Frage 2: Wie möchtest du klingen?

Soll dein Klang so naturgetreu wie möglich übertragen werden? Brauchst du etwas mehr Wärme in den tiefen Lagen, damit es voller klingt? Mehr Durchsetzungskraft und Druck in der Mitte? Oder weniger Brillanz in der Höhe, damit die Stimme nicht so schrill klingt?

Diese Vorstellungen machen es auch so wichtig, dein Mikrofon selbst auszusuchen. Ein Blindkauf ist nicht nur ärgerlich, sondern auch enttäuschend. Niemand kennt deine Stimme und deine Wünsche so gut wie du!

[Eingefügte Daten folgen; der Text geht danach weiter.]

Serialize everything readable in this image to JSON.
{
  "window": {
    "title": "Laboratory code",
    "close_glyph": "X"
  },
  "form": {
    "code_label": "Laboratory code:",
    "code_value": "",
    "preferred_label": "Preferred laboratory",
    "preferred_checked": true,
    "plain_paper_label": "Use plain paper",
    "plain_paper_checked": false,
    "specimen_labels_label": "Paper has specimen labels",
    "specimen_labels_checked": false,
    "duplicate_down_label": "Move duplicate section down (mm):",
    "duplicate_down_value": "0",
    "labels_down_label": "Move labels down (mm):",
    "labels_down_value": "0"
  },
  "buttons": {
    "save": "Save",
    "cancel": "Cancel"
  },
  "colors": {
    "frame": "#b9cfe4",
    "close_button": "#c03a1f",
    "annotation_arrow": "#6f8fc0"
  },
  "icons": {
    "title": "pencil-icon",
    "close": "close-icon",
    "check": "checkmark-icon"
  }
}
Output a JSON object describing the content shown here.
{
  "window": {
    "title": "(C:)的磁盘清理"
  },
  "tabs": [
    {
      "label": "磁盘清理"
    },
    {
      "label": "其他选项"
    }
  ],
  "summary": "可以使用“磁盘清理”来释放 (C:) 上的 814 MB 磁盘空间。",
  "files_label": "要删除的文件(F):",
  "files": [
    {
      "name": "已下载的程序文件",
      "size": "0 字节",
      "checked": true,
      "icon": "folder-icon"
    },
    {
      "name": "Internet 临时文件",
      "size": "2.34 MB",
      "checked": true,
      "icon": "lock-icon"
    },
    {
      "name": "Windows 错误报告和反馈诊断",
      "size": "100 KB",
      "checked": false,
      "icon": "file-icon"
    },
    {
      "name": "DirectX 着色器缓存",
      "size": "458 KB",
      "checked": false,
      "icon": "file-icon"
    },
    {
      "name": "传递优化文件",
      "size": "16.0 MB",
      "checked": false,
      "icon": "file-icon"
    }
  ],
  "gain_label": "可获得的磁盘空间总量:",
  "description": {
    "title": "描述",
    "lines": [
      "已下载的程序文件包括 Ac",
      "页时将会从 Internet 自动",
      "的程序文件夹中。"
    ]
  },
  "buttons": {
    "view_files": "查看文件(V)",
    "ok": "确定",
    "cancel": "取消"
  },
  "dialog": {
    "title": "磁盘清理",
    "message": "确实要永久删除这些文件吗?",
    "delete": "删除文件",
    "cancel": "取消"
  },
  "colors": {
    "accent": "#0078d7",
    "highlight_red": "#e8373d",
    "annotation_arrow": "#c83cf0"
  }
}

Das richtige Mikrofon ergänzt deinen Klang und gleicht ihn aus. Es sollte deine gesanglichen Schwächen keinesfalls betonen oder deine Stärken unter den Teppich kehren.

 

Frage 3: Welches Budget hast du?

Das ist bei unerfahrenen Sängern häufig das Auswahlkriterium Nummer Eins.

Leider.

Ich halte es hier mit dem berühmten Sprichwort „Good things ain’t cheap, and cheap things ain’t good.“ Was eine gute Qualität hat, ist nicht billig, und was billig ist, ist nicht gut.

Wer sich allein vom (möglichst niedrigen) Preis verlocken lässt, kauft meistens schlechte Qualität und bereut seinen Kauf früher oder später.

Gute Einsteigermikrofone gibt es bereits ab 70-100 Euro. Zum Beispiel das Røde M1 für 89,- Euro UVP und das Shure SM 58 für 109,- Euro UVP.

Unter 70 Euro ist es pures Glück, ob du mit dem Billigmikro zufrieden bist.

Nach oben sind natürlich keine Grenzen offen.

 

Die Kandidaten auf Her(t)z und Membran testen

Nachdem du diese drei Fragen für dich beantwortet hast, geht der Spaß los: das Testen.

Mikrofontests geben dir die Möglichkeit, die Auswahl noch weiter einzuschränken. Deshalb ist es auch sinnvoll, mehr als ein Mikrofon auszuprobieren. Falls du ein bestimmtes Mic ins Auge gefasst hast, teste es auch gegen dein Aktuelles.

Das kannst du zum Beispiel mit befreundeten Sängern oder Musikern tun, die mehr als ein Mikro besitzen.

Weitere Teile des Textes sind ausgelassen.